In 2013, Placer County in California offered limited healthcare to about 3,400 uninsured residents. Fast forward to today, and that number is now zero. This change came after the Affordable Care Act (ACA) made it easier for many to access health coverage. However, this progress could soon face a setback.
Experts predict that around 10 million people might lose their health insurance in the coming decade. This forecast follows the passage of the “One Big Beautiful Bill Act,” which will cut Medicaid spending by more than $900 billion. Nadereh Pourat from UCLA highlights the challenge: “Many individuals will lose coverage, and systems meant to support them are dwindling.”
In states like California and New Mexico, it’s a legal obligation to provide care for the poorest residents. Thanks to the ACA, both states expanded Medicaid, easing the burden on local programs. But now, Placer County expects that over 16,000 residents could lose their health coverage by 2028. Rob Oldham, the county’s health director, stated, “Most of our infrastructure to meet these needs has disappeared,” showing just how serious the issue has become.

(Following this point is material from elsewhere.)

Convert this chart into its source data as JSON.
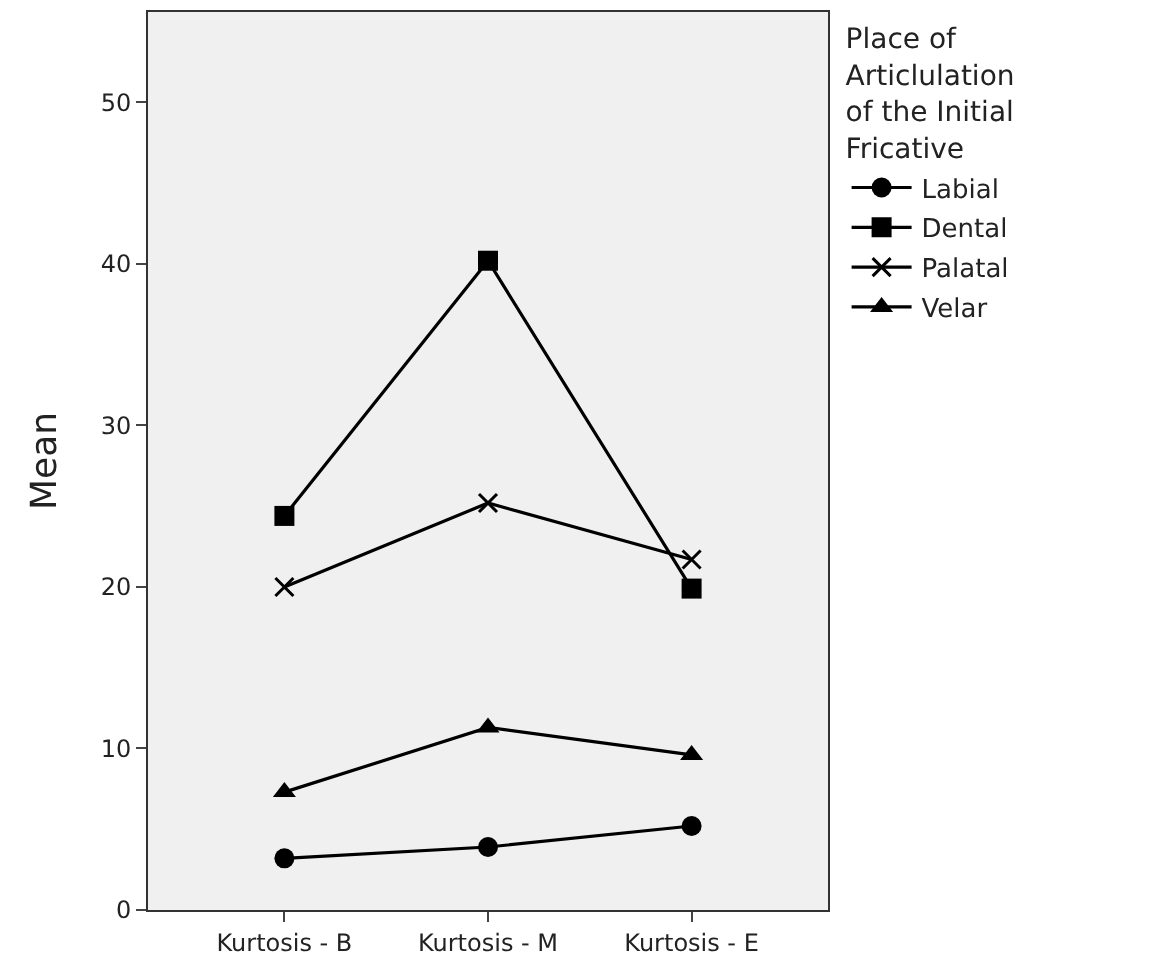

Counties like Doña Ana in New Mexico are facing similar dilemmas. After expanding Medicaid, they added services like dental care for seniors. Jamie Michael, who oversees health services there, warned that potential federal cuts might lead to tough decisions about budget and benefits.
Budget Strain
Some states have made it easier for counties to drop their obligations to provide care for the uninsured. In places like Texas, communities are struggling to handle rising healthcare costs, especially for the uninsured. Windy Johnson from the Texas Indigent Health Care Association pointed out that as more people move in, funding becomes increasingly strained.

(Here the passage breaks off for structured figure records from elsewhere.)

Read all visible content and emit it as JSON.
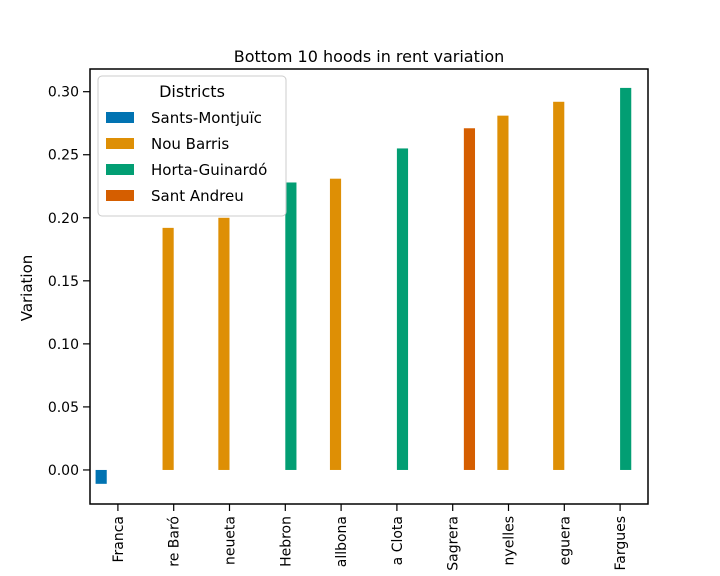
{
  "chart_data": {
    "type": "bar",
    "title": "Bottom 10 hoods in rent variation",
    "xlabel": "",
    "ylabel": "Variation",
    "ylim": [
      -0.027,
      0.318
    ],
    "yticks": [
      "0.00",
      "0.05",
      "0.10",
      "0.15",
      "0.20",
      "0.25",
      "0.30"
    ],
    "categories": [
      "Franca",
      "re Baró",
      "neueta",
      "Hebron",
      "allbona",
      "a Clota",
      "Sagrera",
      "nyelles",
      "eguera",
      "Fargues"
    ],
    "legend": {
      "title": "Districts",
      "placement": "upper-left",
      "entries": [
        {
          "name": "Sants-Montjuïc",
          "color": "#0173b2"
        },
        {
          "name": "Nou Barris",
          "color": "#de8f05"
        },
        {
          "name": "Horta-Guinardó",
          "color": "#029e73"
        },
        {
          "name": "Sant Andreu",
          "color": "#d55e00"
        }
      ]
    },
    "bars": [
      {
        "category": "Franca",
        "district": "Sants-Montjuïc",
        "value": -0.011
      },
      {
        "category": "re Baró",
        "district": "Nou Barris",
        "value": 0.192
      },
      {
        "category": "neueta",
        "district": "Nou Barris",
        "value": 0.2
      },
      {
        "category": "Hebron",
        "district": "Horta-Guinardó",
        "value": 0.228
      },
      {
        "category": "allbona",
        "district": "Nou Barris",
        "value": 0.231
      },
      {
        "category": "a Clota",
        "district": "Horta-Guinardó",
        "value": 0.255
      },
      {
        "category": "Sagrera",
        "district": "Sant Andreu",
        "value": 0.271
      },
      {
        "category": "nyelles",
        "district": "Nou Barris",
        "value": 0.281
      },
      {
        "category": "eguera",
        "district": "Nou Barris",
        "value": 0.292
      },
      {
        "category": "Fargues",
        "district": "Horta-Guinardó",
        "value": 0.303
      }
    ],
    "grid": false
  }
}
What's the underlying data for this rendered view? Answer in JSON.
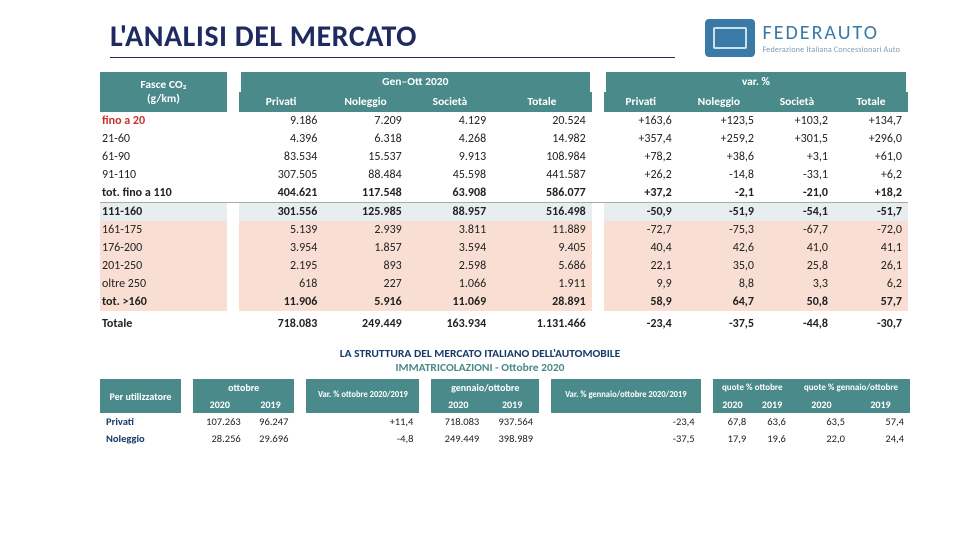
{
  "header": {
    "title": "L'ANALISI DEL MERCATO",
    "logo_main": "FEDERAUTO",
    "logo_sub": "Federazione Italiana Concessionari Auto"
  },
  "table1": {
    "head": {
      "col1_l1": "Fasce CO₂",
      "col1_l2": "(g/km)",
      "group1": "Gen–Ott 2020",
      "group2": "var. %",
      "sub": [
        "Privati",
        "Noleggio",
        "Società",
        "Totale",
        "Privati",
        "Noleggio",
        "Società",
        "Totale"
      ]
    },
    "rows": [
      {
        "cls": "red",
        "label": "fino a 20",
        "v": [
          "9.186",
          "7.209",
          "4.129",
          "20.524",
          "+163,6",
          "+123,5",
          "+103,2",
          "+134,7"
        ]
      },
      {
        "cls": "",
        "label": "21-60",
        "v": [
          "4.396",
          "6.318",
          "4.268",
          "14.982",
          "+357,4",
          "+259,2",
          "+301,5",
          "+296,0"
        ]
      },
      {
        "cls": "",
        "label": "61-90",
        "v": [
          "83.534",
          "15.537",
          "9.913",
          "108.984",
          "+78,2",
          "+38,6",
          "+3,1",
          "+61,0"
        ]
      },
      {
        "cls": "",
        "label": "91-110",
        "v": [
          "307.505",
          "88.484",
          "45.598",
          "441.587",
          "+26,2",
          "-14,8",
          "-33,1",
          "+6,2"
        ]
      },
      {
        "cls": "bold bbot",
        "label": "tot. fino a 110",
        "v": [
          "404.621",
          "117.548",
          "63.908",
          "586.077",
          "+37,2",
          "-2,1",
          "-21,0",
          "+18,2"
        ]
      },
      {
        "cls": "sec111",
        "label": "111-160",
        "v": [
          "301.556",
          "125.985",
          "88.957",
          "516.498",
          "-50,9",
          "-51,9",
          "-54,1",
          "-51,7"
        ]
      },
      {
        "cls": "peach",
        "label": "161-175",
        "v": [
          "5.139",
          "2.939",
          "3.811",
          "11.889",
          "-72,7",
          "-75,3",
          "-67,7",
          "-72,0"
        ]
      },
      {
        "cls": "peach",
        "label": "176-200",
        "v": [
          "3.954",
          "1.857",
          "3.594",
          "9.405",
          "40,4",
          "42,6",
          "41,0",
          "41,1"
        ]
      },
      {
        "cls": "peach",
        "label": "201-250",
        "v": [
          "2.195",
          "893",
          "2.598",
          "5.686",
          "22,1",
          "35,0",
          "25,8",
          "26,1"
        ]
      },
      {
        "cls": "peach",
        "label": "oltre 250",
        "v": [
          "618",
          "227",
          "1.066",
          "1.911",
          "9,9",
          "8,8",
          "3,3",
          "6,2"
        ]
      },
      {
        "cls": "peachbold",
        "label": "tot. >160",
        "v": [
          "11.906",
          "5.916",
          "11.069",
          "28.891",
          "58,9",
          "64,7",
          "50,8",
          "57,7"
        ]
      },
      {
        "cls": "total",
        "label": "Totale",
        "v": [
          "718.083",
          "249.449",
          "163.934",
          "1.131.466",
          "-23,4",
          "-37,5",
          "-44,8",
          "-30,7"
        ]
      }
    ]
  },
  "subtitle": {
    "line1": "LA STRUTTURA DEL MERCATO ITALIANO DELL'AUTOMOBILE",
    "line2": "IMMATRICOLAZIONI - Ottobre 2020"
  },
  "table2": {
    "head": {
      "rowlabel": "Per utilizzatore",
      "g1": "ottobre",
      "g2": "Var. % ottobre 2020/2019",
      "g3": "gennaio/ottobre",
      "g4": "Var. % gennaio/ottobre 2020/2019",
      "g5": "quote % ottobre",
      "g6": "quote % gennaio/ottobre",
      "years": [
        "2020",
        "2019",
        "",
        "2020",
        "2019",
        "",
        "2020",
        "2019",
        "2020",
        "2019"
      ]
    },
    "rows": [
      {
        "label": "Privati",
        "v": [
          "107.263",
          "96.247",
          "+11,4",
          "718.083",
          "937.564",
          "-23,4",
          "67,8",
          "63,6",
          "63,5",
          "57,4"
        ]
      },
      {
        "label": "Noleggio",
        "v": [
          "28.256",
          "29.696",
          "-4,8",
          "249.449",
          "398.989",
          "-37,5",
          "17,9",
          "19,6",
          "22,0",
          "24,4"
        ]
      }
    ]
  },
  "colors": {
    "teal": "#4a8a8a",
    "navy": "#1f2b60",
    "peach": "#f8ded3",
    "grayblue": "#e8edef",
    "redtext": "#c4342d"
  }
}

California itself is staring down an $18 billion budget deficit for the 2026-27 fiscal year. Governor Gavin Newsom is mulling over options but has resisted significant tax increases on the wealthy. The state could stand to lose $30 billion annually in federal funding for its Medi-Cal program due to policy changes. Scott Graves from the California Budget & Policy Center emphasizes that state leaders need to figure out where to find funds to support those losing coverage.
No Simple Solutions
The number of people using county indigent programs is unknown since the state doesn’t track those figures. However, enrollment in these programs dropped sharply right after the ACA was rolled out, from 858,000 in 2013 to roughly 176,000 in 2014, according to a Health Access California survey.

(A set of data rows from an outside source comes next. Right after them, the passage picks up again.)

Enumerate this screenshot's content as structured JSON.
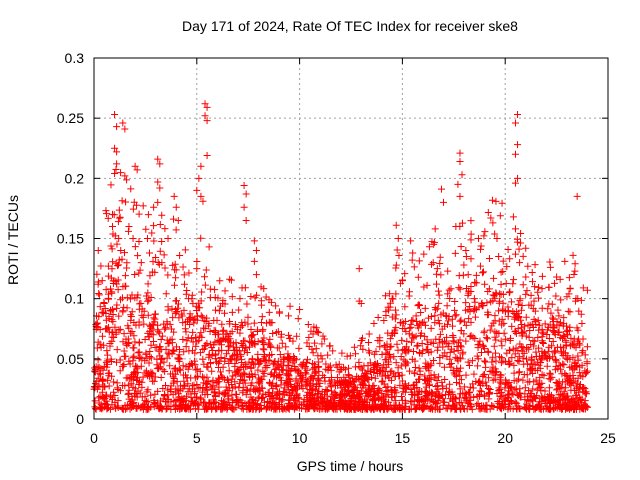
{
  "chart_data": {
    "type": "scatter",
    "title": "Day 171 of 2024, Rate Of TEC Index for receiver ske8",
    "xlabel": "GPS time / hours",
    "ylabel": "ROTI / TECUs",
    "xlim": [
      0,
      25
    ],
    "ylim": [
      0,
      0.3
    ],
    "x_ticks": [
      0,
      5,
      10,
      15,
      20,
      25
    ],
    "x_tick_labels": [
      "0",
      "5",
      "10",
      "15",
      "20",
      "25"
    ],
    "y_ticks": [
      0,
      0.05,
      0.1,
      0.15,
      0.2,
      0.25,
      0.3
    ],
    "y_tick_labels": [
      "0",
      "0.05",
      "0.1",
      "0.15",
      "0.2",
      "0.25",
      "0.3"
    ],
    "grid": true,
    "marker": "plus",
    "series": [
      {
        "name": "ROTI",
        "color": "#ff0000",
        "points": [
          [
            1.0,
            0.253
          ],
          [
            1.1,
            0.243
          ],
          [
            1.4,
            0.246
          ],
          [
            1.5,
            0.241
          ],
          [
            1.0,
            0.225
          ],
          [
            1.1,
            0.222
          ],
          [
            1.1,
            0.212
          ],
          [
            1.0,
            0.204
          ],
          [
            1.5,
            0.202
          ],
          [
            2.0,
            0.21
          ],
          [
            2.1,
            0.207
          ],
          [
            3.1,
            0.216
          ],
          [
            3.2,
            0.212
          ],
          [
            3.1,
            0.197
          ],
          [
            3.2,
            0.192
          ],
          [
            3.1,
            0.18
          ],
          [
            2.9,
            0.176
          ],
          [
            3.9,
            0.185
          ],
          [
            4.0,
            0.176
          ],
          [
            4.1,
            0.165
          ],
          [
            5.1,
            0.2
          ],
          [
            5.0,
            0.19
          ],
          [
            5.2,
            0.185
          ],
          [
            5.3,
            0.181
          ],
          [
            5.2,
            0.21
          ],
          [
            5.4,
            0.262
          ],
          [
            5.5,
            0.259
          ],
          [
            5.4,
            0.252
          ],
          [
            5.5,
            0.248
          ],
          [
            5.5,
            0.219
          ],
          [
            5.6,
            0.143
          ],
          [
            7.3,
            0.194
          ],
          [
            7.4,
            0.187
          ],
          [
            7.3,
            0.176
          ],
          [
            7.4,
            0.165
          ],
          [
            7.8,
            0.148
          ],
          [
            7.9,
            0.14
          ],
          [
            7.8,
            0.131
          ],
          [
            7.9,
            0.12
          ],
          [
            7.2,
            0.109
          ],
          [
            7.1,
            0.1
          ],
          [
            10.0,
            0.091
          ],
          [
            12.9,
            0.125
          ],
          [
            12.9,
            0.098
          ],
          [
            13.0,
            0.096
          ],
          [
            14.7,
            0.161
          ],
          [
            14.8,
            0.15
          ],
          [
            15.4,
            0.148
          ],
          [
            15.5,
            0.138
          ],
          [
            16.9,
            0.191
          ],
          [
            17.0,
            0.18
          ],
          [
            16.5,
            0.13
          ],
          [
            17.8,
            0.221
          ],
          [
            17.8,
            0.214
          ],
          [
            17.9,
            0.203
          ],
          [
            17.7,
            0.195
          ],
          [
            17.8,
            0.185
          ],
          [
            17.6,
            0.16
          ],
          [
            18.7,
            0.15
          ],
          [
            18.8,
            0.141
          ],
          [
            19.3,
            0.167
          ],
          [
            19.4,
            0.163
          ],
          [
            19.6,
            0.15
          ],
          [
            20.6,
            0.253
          ],
          [
            20.5,
            0.246
          ],
          [
            20.6,
            0.228
          ],
          [
            20.5,
            0.22
          ],
          [
            20.6,
            0.2
          ],
          [
            20.5,
            0.196
          ],
          [
            20.4,
            0.168
          ],
          [
            20.5,
            0.158
          ],
          [
            20.6,
            0.147
          ],
          [
            20.5,
            0.137
          ],
          [
            20.7,
            0.13
          ],
          [
            21.0,
            0.118
          ],
          [
            22.2,
            0.126
          ],
          [
            22.5,
            0.118
          ],
          [
            22.9,
            0.131
          ],
          [
            23.3,
            0.136
          ],
          [
            23.4,
            0.129
          ],
          [
            23.5,
            0.185
          ],
          [
            23.8,
            0.109
          ],
          [
            24.0,
            0.107
          ],
          [
            0.2,
            0.112
          ],
          [
            0.4,
            0.115
          ],
          [
            0.7,
            0.127
          ],
          [
            0.9,
            0.17
          ],
          [
            0.9,
            0.16
          ],
          [
            1.2,
            0.15
          ],
          [
            1.3,
            0.14
          ],
          [
            1.7,
            0.16
          ],
          [
            1.9,
            0.15
          ],
          [
            2.3,
            0.13
          ],
          [
            2.6,
            0.15
          ],
          [
            2.7,
            0.138
          ],
          [
            3.3,
            0.13
          ],
          [
            3.6,
            0.15
          ],
          [
            4.4,
            0.112
          ],
          [
            4.6,
            0.1
          ],
          [
            5.0,
            0.125
          ],
          [
            5.9,
            0.101
          ],
          [
            6.1,
            0.09
          ],
          [
            6.6,
            0.079
          ],
          [
            8.2,
            0.073
          ],
          [
            8.6,
            0.08
          ],
          [
            9.1,
            0.068
          ],
          [
            9.5,
            0.067
          ],
          [
            10.6,
            0.058
          ],
          [
            11.1,
            0.05
          ],
          [
            11.5,
            0.044
          ],
          [
            12.0,
            0.041
          ],
          [
            12.4,
            0.036
          ],
          [
            13.4,
            0.055
          ],
          [
            13.9,
            0.06
          ],
          [
            14.2,
            0.086
          ],
          [
            14.5,
            0.1
          ],
          [
            15.0,
            0.115
          ],
          [
            15.8,
            0.095
          ],
          [
            16.2,
            0.111
          ],
          [
            16.7,
            0.125
          ],
          [
            17.2,
            0.104
          ],
          [
            18.2,
            0.12
          ],
          [
            18.5,
            0.1
          ],
          [
            19.0,
            0.112
          ],
          [
            19.8,
            0.122
          ],
          [
            20.2,
            0.105
          ],
          [
            21.4,
            0.098
          ],
          [
            21.8,
            0.092
          ],
          [
            22.7,
            0.099
          ],
          [
            23.1,
            0.104
          ],
          [
            23.7,
            0.087
          ],
          [
            24.0,
            0.06
          ]
        ],
        "envelope": {
          "x": [
            0,
            0.5,
            1,
            1.5,
            2,
            2.5,
            3,
            3.5,
            4,
            4.5,
            5,
            5.5,
            6,
            6.5,
            7,
            7.5,
            8,
            8.5,
            9,
            9.5,
            10,
            10.5,
            11,
            11.5,
            12,
            12.5,
            13,
            13.5,
            14,
            14.5,
            15,
            15.5,
            16,
            16.5,
            17,
            17.5,
            18,
            18.5,
            19,
            19.5,
            20,
            20.5,
            21,
            21.5,
            22,
            22.5,
            23,
            23.5,
            24
          ],
          "upper": [
            0.07,
            0.09,
            0.11,
            0.11,
            0.1,
            0.1,
            0.09,
            0.09,
            0.09,
            0.08,
            0.09,
            0.08,
            0.07,
            0.065,
            0.06,
            0.065,
            0.06,
            0.055,
            0.05,
            0.05,
            0.045,
            0.045,
            0.04,
            0.035,
            0.03,
            0.03,
            0.035,
            0.04,
            0.05,
            0.07,
            0.08,
            0.075,
            0.08,
            0.085,
            0.085,
            0.085,
            0.09,
            0.09,
            0.095,
            0.1,
            0.095,
            0.085,
            0.08,
            0.075,
            0.07,
            0.07,
            0.07,
            0.065,
            0.05
          ],
          "lower": 0.008
        }
      }
    ]
  }
}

Health advocates worry that without significant investment from the state, California could see a return to a flawed network of county-run programs, leaving vulnerable populations without adequate care. Kiran Savage-Sangwan, leader of the California Pan-Ethnic Health Network, warned that before the ACA, many uninsured individuals avoided necessary care, often resulting in dire outcomes.
In affluent areas like Santa Clara County, voters recently approved a sales tax increase to backfill lost federal funds. But even this will only cover about one-third of the projected $1 billion annual loss.
Ultimately, the current landscape paints a troubling picture for healthcare in California and beyond. As the number of uninsured rises, the question remains: how will local and state governments respond to the growing challenge?